What drove expense changes for CreditRiskMonitor.com in Q1 2026?

Expenses rose mainly in data and product costs. These increased about $238,000, or 10%, due to added senior technology leadership, organizational reporting changes, higher hosted facility costs, and the impact of the office lease expiration, while selling, general and administrative expenses increased only about 1% year over year.

How strong is CreditRiskMonitor.com’s liquidity and working capital in Q1 2026?

Liquidity indicators were relatively strong at March 31, 2026. Working capital was approximately $9,596,000, with a cash ratio of 0.47, quick ratio of 1.70, and current ratio of 1.79, supported by significant unexpired subscription revenue and U.S. Treasury securities holdings.

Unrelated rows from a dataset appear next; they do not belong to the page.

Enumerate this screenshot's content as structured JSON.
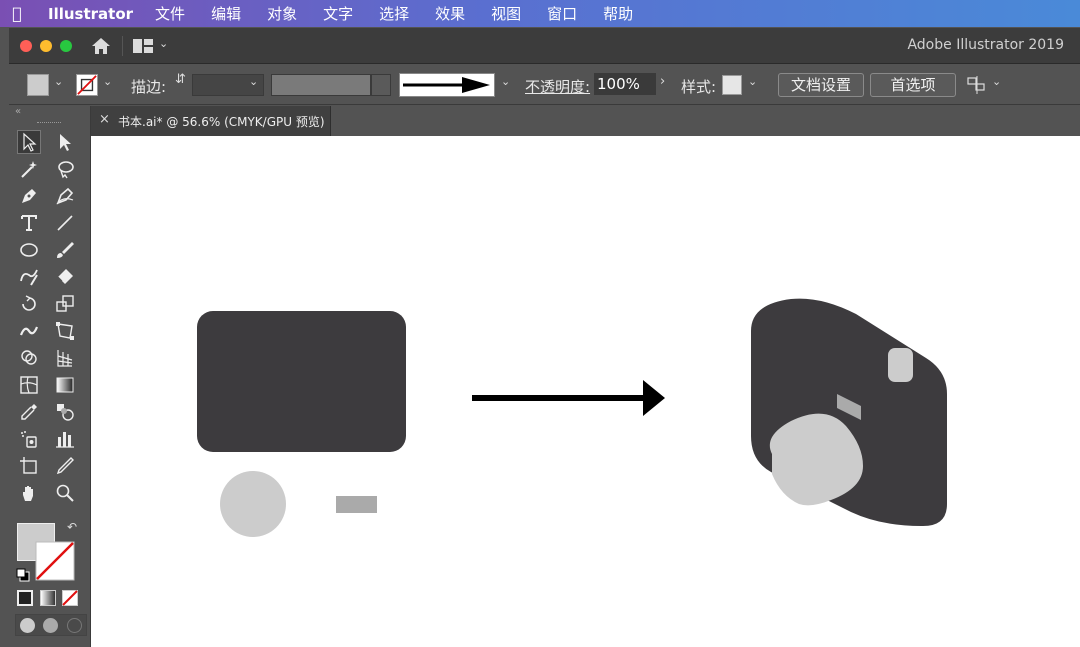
{
  "menubar": {
    "app_name": "Illustrator",
    "items": [
      "文件",
      "编辑",
      "对象",
      "文字",
      "选择",
      "效果",
      "视图",
      "窗口",
      "帮助"
    ]
  },
  "window": {
    "title": "Adobe Illustrator 2019"
  },
  "controlbar": {
    "stroke_label": "描边:",
    "opacity_label": "不透明度:",
    "opacity_value": "100%",
    "style_label": "样式:",
    "doc_setup_button": "文档设置",
    "preferences_button": "首选项"
  },
  "document_tab": {
    "close": "×",
    "title": "书本.ai* @ 56.6% (CMYK/GPU 预览)"
  },
  "colors": {
    "dark_shape": "#3d3b3e",
    "light_gray": "#cccccc",
    "mid_gray": "#aaaaaa",
    "menubar_gradient": [
      "#7a4fb3",
      "#4a8ad8"
    ]
  },
  "tools": [
    "selection-tool",
    "direct-selection-tool",
    "magic-wand-tool",
    "lasso-tool",
    "pen-tool",
    "curvature-tool",
    "type-tool",
    "line-tool",
    "ellipse-tool",
    "paintbrush-tool",
    "shaper-tool",
    "eraser-tool",
    "rotate-tool",
    "scale-tool",
    "width-tool",
    "free-transform-tool",
    "shape-builder-tool",
    "perspective-grid-tool",
    "mesh-tool",
    "gradient-tool",
    "eyedropper-tool",
    "blend-tool",
    "symbol-sprayer-tool",
    "column-graph-tool",
    "artboard-tool",
    "slice-tool",
    "hand-tool",
    "zoom-tool"
  ]
}
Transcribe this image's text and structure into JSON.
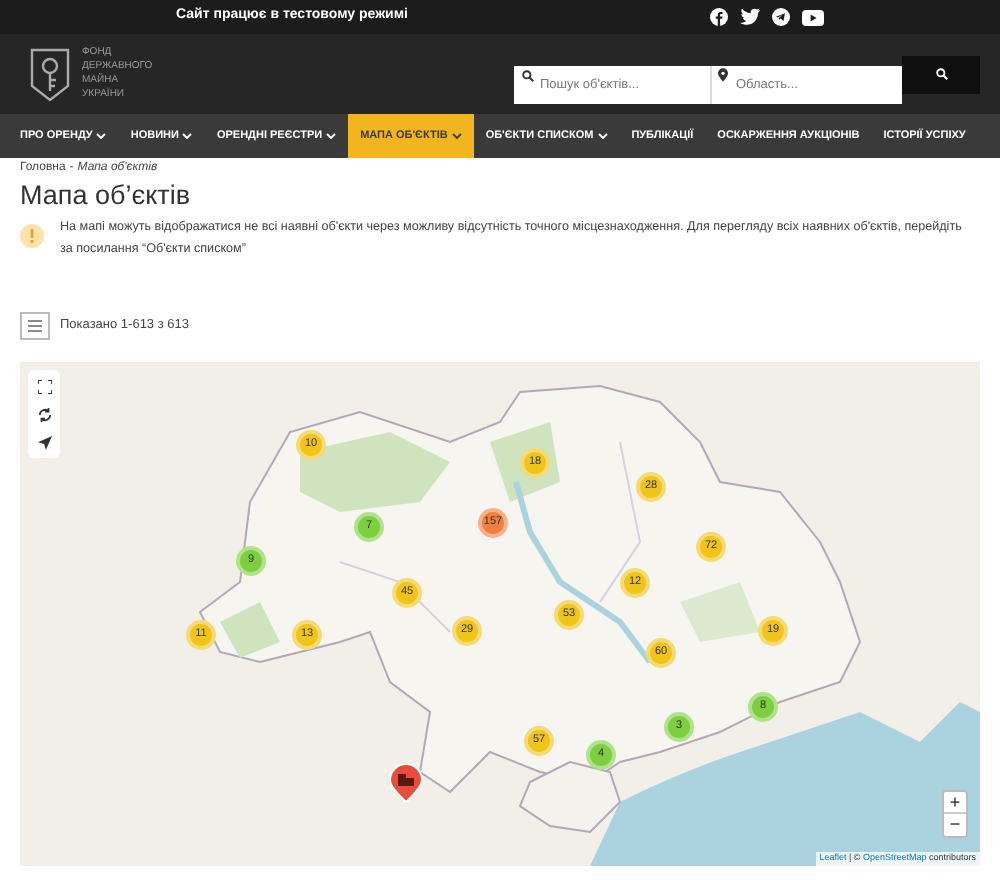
{
  "top_bar": {
    "notice": "Сайт працює в тестовому режимі"
  },
  "logo": {
    "lines": [
      "ФОНД",
      "ДЕРЖАВНОГО",
      "МАЙНА",
      "УКРАЇНИ"
    ]
  },
  "search": {
    "query_placeholder": "Пошук об'єктів...",
    "region_placeholder": "Область..."
  },
  "nav": [
    {
      "label": "ПРО ОРЕНДУ",
      "dropdown": true,
      "selected": false
    },
    {
      "label": "НОВИНИ",
      "dropdown": true,
      "selected": false
    },
    {
      "label": "ОРЕНДНІ РЕЄСТРИ",
      "dropdown": true,
      "selected": false
    },
    {
      "label": "МАПА ОБ'ЄКТІВ",
      "dropdown": true,
      "selected": true
    },
    {
      "label": "ОБ'ЄКТИ СПИСКОМ",
      "dropdown": true,
      "selected": false
    },
    {
      "label": "ПУБЛІКАЦІЇ",
      "dropdown": false,
      "selected": false
    },
    {
      "label": "ОСКАРЖЕННЯ АУКЦІОНІВ",
      "dropdown": false,
      "selected": false
    },
    {
      "label": "ІСТОРІЇ УСПІХУ",
      "dropdown": false,
      "selected": false
    }
  ],
  "breadcrumb": [
    {
      "label": "Головна"
    },
    {
      "label": "Мапа об'єктів"
    }
  ],
  "breadcrumb_separator": "-",
  "title": "Мапа об’єктів",
  "notice": "На мапі можуть відображатися не всі наявні об'єкти через можливу відсутність точного місцезнаходження. Для перегляду всіх наявних об'єктів, перейдіть за посилання “Об'єкти списком”",
  "results": "Показано 1-613 з 613",
  "map": {
    "clusters": [
      {
        "count": "10",
        "color": "#f0c419"
      },
      {
        "count": "7",
        "color": "#7ccf3f"
      },
      {
        "count": "9",
        "color": "#7ccf3f"
      },
      {
        "count": "11",
        "color": "#f0c419"
      },
      {
        "count": "13",
        "color": "#f0c419"
      },
      {
        "count": "45",
        "color": "#f0c419"
      },
      {
        "count": "157",
        "color": "#f0803c"
      },
      {
        "count": "29",
        "color": "#f0c419"
      },
      {
        "count": "18",
        "color": "#f0c419"
      },
      {
        "count": "28",
        "color": "#f0c419"
      },
      {
        "count": "72",
        "color": "#f0c419"
      },
      {
        "count": "12",
        "color": "#f0c419"
      },
      {
        "count": "53",
        "color": "#f0c419"
      },
      {
        "count": "60",
        "color": "#f0c419"
      },
      {
        "count": "19",
        "color": "#f0c419"
      },
      {
        "count": "8",
        "color": "#7ccf3f"
      },
      {
        "count": "3",
        "color": "#7ccf3f"
      },
      {
        "count": "57",
        "color": "#f0c419"
      },
      {
        "count": "4",
        "color": "#7ccf3f"
      }
    ],
    "zoom_in": "+",
    "zoom_out": "−",
    "attribution": [
      {
        "label": "Leaflet",
        "kind": "link"
      },
      {
        "label": " | © ",
        "kind": "text"
      },
      {
        "label": "OpenStreetMap",
        "kind": "link"
      },
      {
        "label": " contributors",
        "kind": "text"
      }
    ]
  }
}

Did CreditRiskMonitor.com (CRMZ) disclose any Rule 10b5-1 trading plans in Q1 2026?

The company reported no new or terminated trading plans during the quarter. Specifically, it stated that during the first quarter of 2026, no director or officer adopted or terminated a Rule 10b5-1 trading arrangement or non-Rule 10b5-1 trading arrangement under Item 408(a) of Regulation S-K.